Sport

Violences dans le sport : « on vous traquera », le ministère des Sports engagé

En 2025, 872 signalements de violences ont été recueillis, contre 532 l’année précédente, ce qui représente une augmentation de 64 %. La cellule Signal-Sport, créée en 2020, a vu ses effectifs passer à treize agents dédiés à temps plein sur cette question.

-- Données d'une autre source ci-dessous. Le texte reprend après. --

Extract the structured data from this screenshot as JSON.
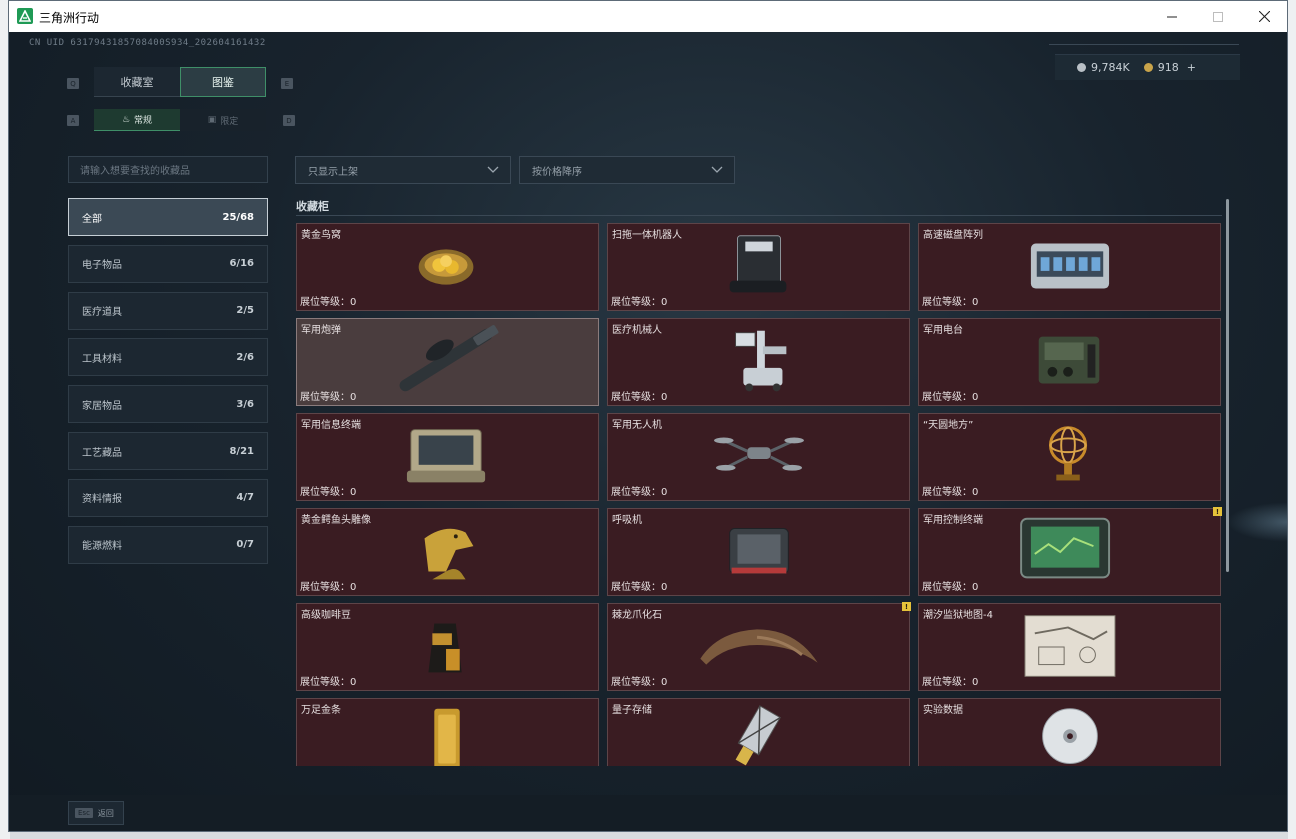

Ce bilan 2025 de la cellule Signal-Sport, présenté ce jeudi par la ministre des Sports Marina Ferrari, révèle un nombre préoccupant mais indicatif de progrès en matière de signalements de violences. En effet, 872 signalements ont été enregistrés, contre 532 l’an dernier (+ 64 %) et 363 en 2023 (+ 140 %). Tous ces signalements ont entraîné l’ouverture d’enquêtes administratives par les services de l’État, et au moins 39 ont été transmis aux procureurs de la République pour des poursuites pénales.

Marina Ferrari estime que cette hausse est révélatrice d’une libération de la parole, d’un fonctionnement efficace du dispositif, et d’une évolution positive des mentalités. Elle se réjouit de voir cette structure, instaurée en 2020 à la suite de témoignages marquants sur des abus dans le monde du sport, notamment celui de l’ancienne patineuse Sarah Abitbol, se renforcer chaque année. Depuis 2023, elle englobe toutes les formes de violences, y compris les violences physiques et psychologiques.

Au cours de l’année 2025, 206 décisions administratives ont été prises en urgence par les préfets, face à des situations de risque grave et imminent. À l’issue d’enquêtes approfondies, 58 auteurs de violences ont reçu des sanctions durables, comme l’interdiction d’exercer en tant qu’éducateur ou dirigeant, le retrait d’une carte professionnelle ou la radiation d’une structure.

« Ce sont des signaux forts adressés à toutes les victimes, pour leur faire savoir qu’elles peuvent parler, être entendues et protégées. C’est aussi un message fort adressé à celles et ceux qui abusent de leur position : l’impunité n’a plus sa place dans le sport », déclare Marina Ferrari.

En analysant les données, il apparaît que la majorité des victimes sont des femmes, représentant 57 % des signalements en 2025, un chiffre qui grimpe à 77 % dans les cas de violences sexistes et sexuelles. La plupart des victimes sont également mineures (67 %), et ce pourcentage atteint 76 % dans le cadre des violences sexuelles. Ces statistiques se rapprochent des proportions établies depuis la création de la cellule. Concernant les auteurs, plus de 90 % d’entre eux sont des hommes, et près de la moitié sont des éducateurs bénévoles dans des clubs sportifs.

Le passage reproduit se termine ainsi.